The learned trial Judge may be right in his evaluation. He may be wrong. How else will this court know the strength of his evaluation and conclusions without reading the evidence of DW2 and DW3. It is difficult to support the position taken by learned Senior Advocate without doing injustice to the appellants.”

This decision cannot, in my view, be faulted. The portion of the judgment of the Court of Appeal quoted above has adequately dealt with every point in agitation. I do not intend to repeat here what the court below said. Suffice it to say that DW3 and DW4 gave traditional evidence bearing in mind the submission of learned senior counsel for

the appellants that the defendants/respondents’ witnesses did not give evidence of traditional history. This contention runs counter to the views of the learned trial Judge.

This is so because with regard to exhibit Dl tendered by DW4, the learned trial Judge said:

“What is more, exhibit D1 tendered by the defendants created a big hole in their traditional evidence. ”

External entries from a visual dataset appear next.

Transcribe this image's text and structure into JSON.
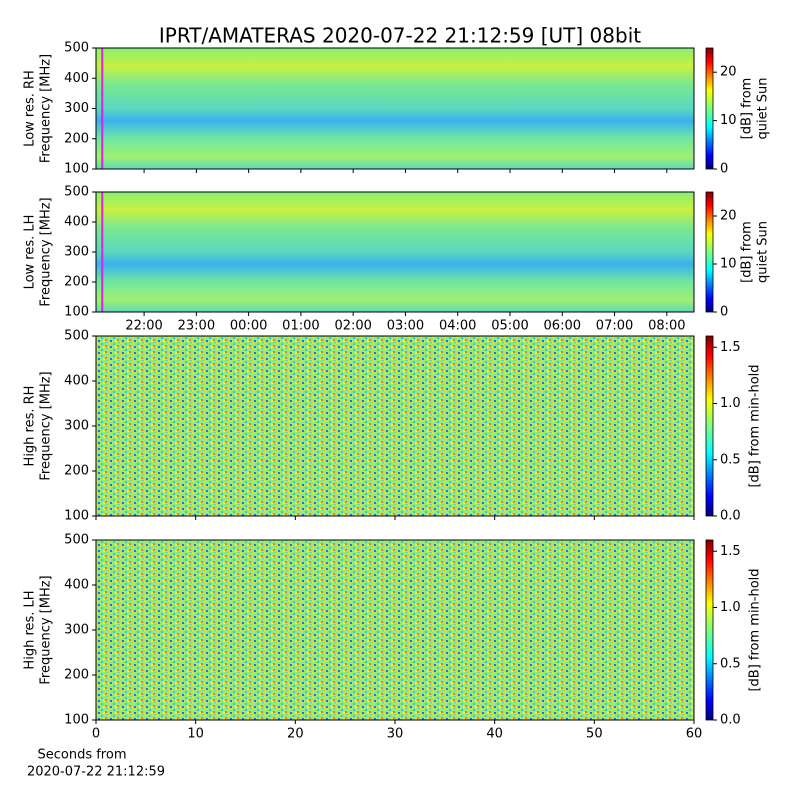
{
  "title": "IPRT/AMATERAS 2020-07-22 21:12:59 [UT]   08bit",
  "chart_data": [
    {
      "type": "heatmap",
      "colormap": "jet",
      "ylabel": [
        "Low res. RH",
        "Frequency [MHz]"
      ],
      "xlim": [
        21.08,
        32.52
      ],
      "xticks": [
        {
          "value": 22,
          "label": "22:00"
        },
        {
          "value": 23,
          "label": "23:00"
        },
        {
          "value": 24,
          "label": "00:00"
        },
        {
          "value": 25,
          "label": "01:00"
        },
        {
          "value": 26,
          "label": "02:00"
        },
        {
          "value": 27,
          "label": "03:00"
        },
        {
          "value": 28,
          "label": "04:00"
        },
        {
          "value": 29,
          "label": "05:00"
        },
        {
          "value": 30,
          "label": "06:00"
        },
        {
          "value": 31,
          "label": "07:00"
        },
        {
          "value": 32,
          "label": "08:00"
        }
      ],
      "xtick_labels": false,
      "marker_x": 21.2,
      "marker_color": "#e020e0",
      "ylim": [
        100,
        500
      ],
      "yticks": [
        100,
        200,
        300,
        400,
        500
      ],
      "colorbar": {
        "label": [
          "[dB] from",
          "quiet Sun"
        ],
        "lim": [
          0,
          25
        ],
        "ticks": [
          0,
          10,
          20
        ]
      }
    },
    {
      "type": "heatmap",
      "colormap": "jet",
      "ylabel": [
        "Low res. LH",
        "Frequency [MHz]"
      ],
      "xlim": [
        21.08,
        32.52
      ],
      "xticks": [
        {
          "value": 22,
          "label": "22:00"
        },
        {
          "value": 23,
          "label": "23:00"
        },
        {
          "value": 24,
          "label": "00:00"
        },
        {
          "value": 25,
          "label": "01:00"
        },
        {
          "value": 26,
          "label": "02:00"
        },
        {
          "value": 27,
          "label": "03:00"
        },
        {
          "value": 28,
          "label": "04:00"
        },
        {
          "value": 29,
          "label": "05:00"
        },
        {
          "value": 30,
          "label": "06:00"
        },
        {
          "value": 31,
          "label": "07:00"
        },
        {
          "value": 32,
          "label": "08:00"
        }
      ],
      "xtick_labels": true,
      "marker_x": 21.2,
      "marker_color": "#e020e0",
      "ylim": [
        100,
        500
      ],
      "yticks": [
        100,
        200,
        300,
        400,
        500
      ],
      "colorbar": {
        "label": [
          "[dB] from",
          "quiet Sun"
        ],
        "lim": [
          0,
          25
        ],
        "ticks": [
          0,
          10,
          20
        ]
      }
    },
    {
      "type": "heatmap",
      "colormap": "jet",
      "ylabel": [
        "High res. RH",
        "Frequency [MHz]"
      ],
      "xlim": [
        0,
        60
      ],
      "xticks": [
        0,
        10,
        20,
        30,
        40,
        50,
        60
      ],
      "xtick_labels": false,
      "ylim": [
        100,
        500
      ],
      "yticks": [
        100,
        200,
        300,
        400,
        500
      ],
      "colorbar": {
        "label": [
          "[dB] from min-hold"
        ],
        "lim": [
          0,
          1.6
        ],
        "ticks": [
          {
            "value": 0,
            "label": "0.0"
          },
          {
            "value": 0.5,
            "label": "0.5"
          },
          {
            "value": 1,
            "label": "1.0"
          },
          {
            "value": 1.5,
            "label": "1.5"
          }
        ]
      }
    },
    {
      "type": "heatmap",
      "colormap": "jet",
      "ylabel": [
        "High res. LH",
        "Frequency [MHz]"
      ],
      "xlim": [
        0,
        60
      ],
      "xticks": [
        0,
        10,
        20,
        30,
        40,
        50,
        60
      ],
      "xtick_labels": true,
      "xlabel": [
        "Seconds from",
        "2020-07-22 21:12:59"
      ],
      "ylim": [
        100,
        500
      ],
      "yticks": [
        100,
        200,
        300,
        400,
        500
      ],
      "colorbar": {
        "label": [
          "[dB] from min-hold"
        ],
        "lim": [
          0,
          1.6
        ],
        "ticks": [
          {
            "value": 0,
            "label": "0.0"
          },
          {
            "value": 0.5,
            "label": "0.5"
          },
          {
            "value": 1,
            "label": "1.0"
          },
          {
            "value": 1.5,
            "label": "1.5"
          }
        ]
      }
    }
  ]
}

It can be seen clearly that the learned trial Judge held that the defendants, respondents herein gave traditional evidence. Indeed, the summarized evidence of DW2 and DW3 by the learned trial Judge shows that these witnesses gave evidence of traditional history of the land in question. The question I am unable to answer is whether the summary made by the learned trial Judge is a Correct and true reflection of the testimonies of DW1, DW2, DW3 and DW4. I think it is risky and presumptuous to assume that the evidence of these defence witnesses is irrelevant to the proper and just determination of this case. To come to a decision one way or the other, it is vitally important for the court below and this court to see and read for ourselves the evidence of these witnesses.

In the circumstance where the entire evidence called by a party is missing in the compiled record of appeal, it will be difficult if not impossible to say with certainty that there has been no miscarriage of justice. In the absence of such evidence, I am unable to hold that the trial Judge clearly comprehended the entire case and came to a conclusion which is abundantly supported by the evidence. In the circumstances, I find myself unable to support the judgment of the trial court. It is my view that this is a proper case for an order for retrial. See Fadlallah v. Arewa iles Ltd. (1997) 8 NWLR (Pt. 518)546.

In the result, I hold that the court below was right when it remitted the case to the Delta State High Court for another trial.

This appeal therefore in my view has no merit. I accordingly dismiss it and affirm the judgment of the Court of Appeal delivered on 4 April 2001. The respondents are entitled to costs of N10,000.00 against the appellants.